The primary outcome was overall PrEP adherence, measured by tablet counts during follow-ups at 3 and 6 months. Secondary outcomes included changes in adherence over the 3 and 6 months for both daily PrEP and event-driven PrEP subgroups. Additionally, the intervention’s impact on high-risk behaviors, such as the number of sexual partners, condom use, and substance use disorder, was evaluated over the 3 and 6 months.

Statistical analysis

Based on a previous study13, we hypothesized that 72% of the intervention group and 57% of the control group would achieve expected adherence. The sample size was calculated in PASS 15.0 (NCSS, LLC, Kaysville, Utah, USA), with each group requiring 156 participants to detect adherence differences (power = 80%, two-sided α = 0.05). Considering a 15% dropout rate, 184 participants per group (368 in total) were required.

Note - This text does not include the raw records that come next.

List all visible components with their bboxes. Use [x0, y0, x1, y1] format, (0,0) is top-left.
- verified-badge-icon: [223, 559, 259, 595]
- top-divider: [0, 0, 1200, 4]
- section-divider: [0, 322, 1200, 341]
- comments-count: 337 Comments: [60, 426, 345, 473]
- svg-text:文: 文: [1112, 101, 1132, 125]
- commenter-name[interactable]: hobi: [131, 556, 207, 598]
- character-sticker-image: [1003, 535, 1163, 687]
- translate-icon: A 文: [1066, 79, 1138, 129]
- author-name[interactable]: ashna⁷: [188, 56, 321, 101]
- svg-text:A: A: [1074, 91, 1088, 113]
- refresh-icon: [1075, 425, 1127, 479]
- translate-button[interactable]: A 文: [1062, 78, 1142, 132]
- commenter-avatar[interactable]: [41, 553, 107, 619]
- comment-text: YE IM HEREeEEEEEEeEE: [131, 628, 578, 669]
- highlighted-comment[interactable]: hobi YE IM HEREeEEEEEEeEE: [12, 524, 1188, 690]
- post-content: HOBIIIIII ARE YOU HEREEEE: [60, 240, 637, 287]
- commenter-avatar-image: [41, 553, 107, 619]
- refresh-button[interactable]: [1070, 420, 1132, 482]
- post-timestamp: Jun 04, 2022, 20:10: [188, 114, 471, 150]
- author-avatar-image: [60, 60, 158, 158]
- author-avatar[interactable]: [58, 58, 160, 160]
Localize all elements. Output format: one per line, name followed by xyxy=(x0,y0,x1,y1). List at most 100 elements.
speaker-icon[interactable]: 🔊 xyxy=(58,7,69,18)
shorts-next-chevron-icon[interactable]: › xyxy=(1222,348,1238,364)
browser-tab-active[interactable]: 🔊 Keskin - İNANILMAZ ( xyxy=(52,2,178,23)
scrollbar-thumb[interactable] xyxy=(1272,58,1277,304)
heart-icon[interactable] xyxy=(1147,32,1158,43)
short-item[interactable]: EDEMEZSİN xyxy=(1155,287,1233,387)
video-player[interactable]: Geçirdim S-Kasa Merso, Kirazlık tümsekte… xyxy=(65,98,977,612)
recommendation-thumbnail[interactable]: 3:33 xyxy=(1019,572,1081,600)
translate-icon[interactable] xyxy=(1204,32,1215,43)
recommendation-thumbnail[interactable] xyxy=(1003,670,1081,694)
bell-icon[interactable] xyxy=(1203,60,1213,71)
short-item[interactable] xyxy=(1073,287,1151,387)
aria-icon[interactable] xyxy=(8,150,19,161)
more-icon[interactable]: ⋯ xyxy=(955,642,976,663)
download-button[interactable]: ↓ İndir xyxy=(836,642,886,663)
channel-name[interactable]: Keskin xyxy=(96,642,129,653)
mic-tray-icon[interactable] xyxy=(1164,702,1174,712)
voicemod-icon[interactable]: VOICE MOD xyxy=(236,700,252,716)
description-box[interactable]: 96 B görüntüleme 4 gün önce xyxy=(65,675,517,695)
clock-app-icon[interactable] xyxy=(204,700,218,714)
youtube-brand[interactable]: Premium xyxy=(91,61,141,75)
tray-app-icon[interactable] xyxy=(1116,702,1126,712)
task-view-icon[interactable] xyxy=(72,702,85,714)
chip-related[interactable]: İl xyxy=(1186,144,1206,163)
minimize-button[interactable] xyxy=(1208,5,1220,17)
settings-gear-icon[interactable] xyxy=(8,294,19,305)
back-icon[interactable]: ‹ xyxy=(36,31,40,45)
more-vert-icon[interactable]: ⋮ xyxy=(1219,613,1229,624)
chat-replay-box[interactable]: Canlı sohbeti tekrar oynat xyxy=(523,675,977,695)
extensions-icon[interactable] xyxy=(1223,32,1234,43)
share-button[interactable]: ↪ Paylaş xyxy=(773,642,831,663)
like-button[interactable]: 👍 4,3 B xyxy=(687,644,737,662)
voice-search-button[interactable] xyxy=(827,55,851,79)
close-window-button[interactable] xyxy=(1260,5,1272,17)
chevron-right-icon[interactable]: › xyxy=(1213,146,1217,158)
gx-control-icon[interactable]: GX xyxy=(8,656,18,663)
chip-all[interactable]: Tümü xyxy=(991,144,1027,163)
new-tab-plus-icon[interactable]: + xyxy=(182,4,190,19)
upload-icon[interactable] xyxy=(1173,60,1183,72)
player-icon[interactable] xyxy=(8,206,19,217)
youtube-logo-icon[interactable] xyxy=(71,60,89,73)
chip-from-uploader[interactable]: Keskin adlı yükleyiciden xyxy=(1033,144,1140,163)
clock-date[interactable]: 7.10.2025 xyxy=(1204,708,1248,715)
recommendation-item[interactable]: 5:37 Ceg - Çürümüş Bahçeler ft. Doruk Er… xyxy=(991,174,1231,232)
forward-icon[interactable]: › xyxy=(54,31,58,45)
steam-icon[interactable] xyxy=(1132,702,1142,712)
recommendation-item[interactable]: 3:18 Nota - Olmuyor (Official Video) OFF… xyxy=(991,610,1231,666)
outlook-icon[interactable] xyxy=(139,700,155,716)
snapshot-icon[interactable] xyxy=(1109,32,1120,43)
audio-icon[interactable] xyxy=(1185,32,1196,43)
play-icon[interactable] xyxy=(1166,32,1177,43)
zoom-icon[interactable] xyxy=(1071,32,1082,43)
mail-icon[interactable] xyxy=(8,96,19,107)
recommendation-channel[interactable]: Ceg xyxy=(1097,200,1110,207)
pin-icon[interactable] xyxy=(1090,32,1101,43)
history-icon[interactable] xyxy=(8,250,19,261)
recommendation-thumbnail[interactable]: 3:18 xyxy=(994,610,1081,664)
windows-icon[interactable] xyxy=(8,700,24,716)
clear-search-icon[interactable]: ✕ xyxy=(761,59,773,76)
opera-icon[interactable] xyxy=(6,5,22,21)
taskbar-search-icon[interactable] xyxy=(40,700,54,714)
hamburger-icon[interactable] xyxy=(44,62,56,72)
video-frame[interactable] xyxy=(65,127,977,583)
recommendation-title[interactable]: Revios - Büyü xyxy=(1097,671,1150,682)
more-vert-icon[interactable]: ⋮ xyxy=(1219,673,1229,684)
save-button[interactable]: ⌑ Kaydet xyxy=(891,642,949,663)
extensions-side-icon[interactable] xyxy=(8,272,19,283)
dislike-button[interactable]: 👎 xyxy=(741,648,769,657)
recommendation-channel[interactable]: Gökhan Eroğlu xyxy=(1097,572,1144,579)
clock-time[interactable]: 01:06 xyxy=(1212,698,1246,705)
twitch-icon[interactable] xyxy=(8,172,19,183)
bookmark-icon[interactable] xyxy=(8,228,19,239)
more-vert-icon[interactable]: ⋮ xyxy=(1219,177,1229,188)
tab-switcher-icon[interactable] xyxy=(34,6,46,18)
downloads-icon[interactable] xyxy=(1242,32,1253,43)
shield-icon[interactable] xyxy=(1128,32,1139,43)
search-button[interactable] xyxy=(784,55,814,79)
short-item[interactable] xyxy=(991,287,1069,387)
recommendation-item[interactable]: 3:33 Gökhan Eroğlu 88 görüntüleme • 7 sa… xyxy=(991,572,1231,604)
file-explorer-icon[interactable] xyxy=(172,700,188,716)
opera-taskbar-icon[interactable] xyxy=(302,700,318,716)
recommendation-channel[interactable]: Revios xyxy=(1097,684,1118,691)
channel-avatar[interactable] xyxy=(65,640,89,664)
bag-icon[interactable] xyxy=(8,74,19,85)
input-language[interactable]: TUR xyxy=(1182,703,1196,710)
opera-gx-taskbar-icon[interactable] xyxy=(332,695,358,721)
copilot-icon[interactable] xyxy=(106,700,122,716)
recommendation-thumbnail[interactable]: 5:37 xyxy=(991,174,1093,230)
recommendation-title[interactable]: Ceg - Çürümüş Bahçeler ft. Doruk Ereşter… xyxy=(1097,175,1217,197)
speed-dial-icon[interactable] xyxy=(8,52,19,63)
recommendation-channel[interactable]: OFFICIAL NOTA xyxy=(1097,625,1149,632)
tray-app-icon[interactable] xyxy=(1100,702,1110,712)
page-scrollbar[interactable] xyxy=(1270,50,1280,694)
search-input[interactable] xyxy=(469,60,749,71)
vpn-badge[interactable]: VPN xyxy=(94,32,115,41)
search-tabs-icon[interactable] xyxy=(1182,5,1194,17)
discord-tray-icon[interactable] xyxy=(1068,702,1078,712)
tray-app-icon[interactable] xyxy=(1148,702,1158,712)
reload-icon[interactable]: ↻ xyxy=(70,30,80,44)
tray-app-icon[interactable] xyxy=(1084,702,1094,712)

Adherence was calculated as the ratio of tablets taken to the expected number and was deemed good if ≥90%40. The expected tablets number for the event-driven PrEP group (“2-1-1” dosing regimen) was calculated based on sexual activity dates, which were collected through WeChat-based online questionnaires and weekly messages. Sexual activity and medication intake data were obtained from participant-maintained weekly logs, with staff cross-verifying self-reports against pharmacy dispensing records and tablet counts during routine follow-up visits to ensure data reliability39.

Chi-square tests were conducted to compare baseline sociodemographic characteristics and high-risk behaviors. An intention-to-treat analysis was conducted, comparing outcomes based on randomization. Covariance analysis assessed the differences in average outcome changes, adjusting for age, education, income, and dosing regimen, as well as controls at baseline (number of male sex partners, CAI, and substance use disorder). Mixed linear models evaluated the effects of telemonitoring and timely intervention on PrEP adherence at 3- and 6-month follow-ups and the impacts on high-risk behaviors and substance use disorder. The Cochran-Armitage trend test was adopted to analyze the trends in high-risk behaviors and substance use disorder. Missing data during follow-ups were addressed via multiple imputations using the ‘mice’ package in R, applying the random forest method across 10 imputations and 50 iterations. Sensitivity analyses were performed by comparing results from complete-case analyses with MI-derived estimates to verify the robustness of our findings. A two-tailed p value < 0.05 indicated significance. IBM SPSS V26.0 (Armonk, NY, USA) and R 4.3.2 (R Foundation, https://www.r-project.org/) were used for the analyses.

Ethics

This study was approved by the Medical Science Research Ethics Committee of the First Hospital of China Medical University (No. 2019-253-3) and adhered to the CONSORT 2010 guidelines(Supplementary Table 5). The trial was registered before commencement (registration date: 2 September 2019; registration name: Real-time monitoring and just-in-time intervention for adherence to pre-exposure prophylaxis among men who have sex with men in China: a multicentre RCT study; registration number: ChiCTR1900025604; https://www.chictr.org.cn/showproj.html?proj=42628). The research protocol has been published41. Prior to the questionnaire survey, smart pillbox distribution, and specimen collection, all participants provided written informed consent and were informed of their right to withdraw without affecting their interests and privacy.